Ric Campo: Yes. So on the challenge – where do you have the most challenge on maintaining occupancy? It’s in the markets where we knew that we were going to have a challenge in the fourth quarter with our supply impacted markets. So it’s Atlanta. It’s Austin. It’s Charlotte. Those would be the big three in terms of kind of a compounding of both supply that we did anticipate and then kind of continued elevated lease breaks, which we did not anticipate.
Haendel St. Juste: Great, guys. Thank you so much.
Ric Campo: Sure.
Operator: Our next question comes from Austin Wurschmidt with KeyBanc Capital Markets . Please go ahead.
Austin Wurschmidt: Good morning. Thank you. You guys referenced a couple of times that only 16% of the communities are being impacted by new supply, but clearly new lease rate growth has dropped dramatically, occupancy has fallen as well. I guess, is it your belief that 4Q is as bad as lease rate growth and occupancy could get and that we actually see both rate growth and occupancy reaccelerate into 2024? Just given some of the items you highlighted around the impact from seasonality skips and evics, et cetera, and I guess, what would change that view?
Ric Campo: I think the issue will be what happens in 2029 with the economy overall, right? I mean, if we continue to have robust job growth like we’ve had so far, and we know we had seasonality this year more than we’ve had since the pandemic. Then you would expect to have a similar pattern – similar seasonal pattern in the first quarter of 2024, which is very typical, where you have the slowdown start in September, October, you bottom in January, and then you start moving up in February, March, April. And I think that is very plausible and it really just depends on the strength of the economy and the consumer still has a fair amount of savings. And you look at consumer spending, it was very robust in the last number that came out and I think the PCE today came out pretty strong, where people are actually spending more than wages that are rising.
And so the consumer continues to be pretty resilient. And assuming that you have a reasonable construct for 2024, you should have a pickup in leasing and occupancy levels like we have had every year before the pandemic.
Alex Jessett: So Austin, I would say that, of the three things that we’ve highlighted and talked about supply, bad debts and skips and evictions. On supply, there’s – we’re going to have the challenge in 2024 that’s similar to what we’ve had in 2023. The number of deliveries that are coming is going to be about the same in Camden’s market. But from our perspective, we have already lived in that environment now for almost a year or nine months or so. And it’s in our run rate. I mean, if you stratify our portfolio between impacted and non-impacted, the differential is in the second and third quarter was somewhere around 300 basis points between those two groupings of assets impacted and not impacted. The ones that are impacted now are probably going to continue to be impacted in 2024.

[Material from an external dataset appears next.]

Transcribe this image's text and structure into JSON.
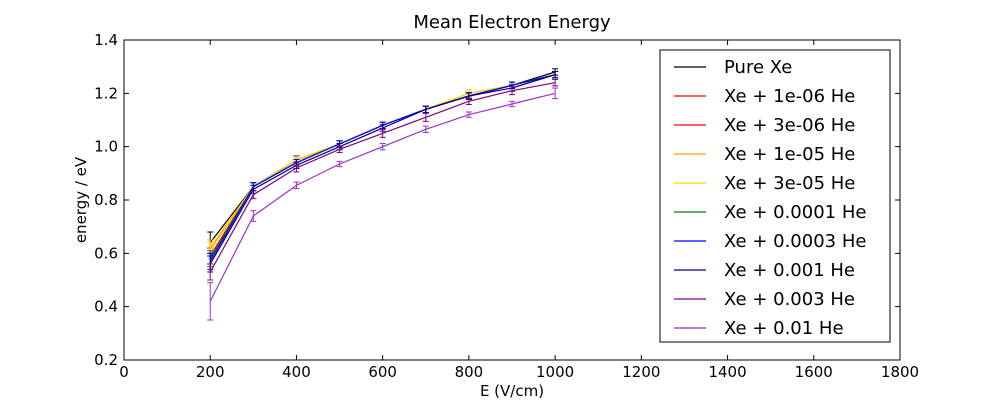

So I think the good news is, from the standpoint of as an operator, that’s in our run rate probably going to stay there at least through 2024. In terms of bad debts and skips and evictions, I mean, we still have a very clear expectation that this is a process of kind of cleansing the COVID and the bad behavior that came as a result of all the regulatory construct during COVID. But there’s no reason to me that we would expect bad debts to continue to be as elevated as they are right now or expect to be in the fourth quarter. I mean, if you just go back to the 27 or 28 years of this portfolio prior to COVID, our bad debt averaged 50 basis points a year forever. And then all of a sudden in COVID, it peaks at 200 and then we start making progress.
We think that we’re on a glide path to get to 90 basis points by the end of the year, and lo and behold, we’re not. But I still have every expectation that this is a process of unwinding a lot of bad behavior and a lot of bad actors. And I do think, we obviously thought a lot more of that would happen in 2023. But I think that’s a continuing process that probably gets wrapped up in 2024, the same on skips and evictions. Skips and evictions are double the level that they were in our portfolio prior to COVID. And again, we’re probably going to have some bad behavior. We’ve talked some renters, some really bad habits over the last two and a half years. Maybe it stays a little bit elevated from what it was, but I can’t see it being double what it was pre-COVID throughout 2024.
So I think that those two will work their way out in 2024, but the supply challenge is going to be with us in 2024. But I think we’ve captured that already, most of that in our run rate.
Austin Wurschmidt: Got it. Thanks for the thoughts. And that’s my one question.
Operator: Our next question comes from Eric Wolfe with Citi. Please go ahead.
Eric Wolfe: Thanks. I just wanted to follow-up on that last answer. I guess, I’m trying to understand what you think would sort of change from a sort of process perspective to sort of get the bad debt down, whether it’s sort of external or internal, because it feels like we’re pretty removed with COVID at this point. And to your point, it’s super easy to just kind of look up ways to get out of leases now and it’s sort of embedded in people’s mentality. So is there anything like you think you can do on an internal perspective? Maybe there’s some warning signs for the recent skips and evictions, like a common factor or something that you found with them. Just trying to understand what would bring that down from the 150 basis points or 140 basis points that you’re running at as you’re thinking about guidance for next year, I guess. How would you come up with an estimate for bad debt, just given all this noise that you’re seeing now?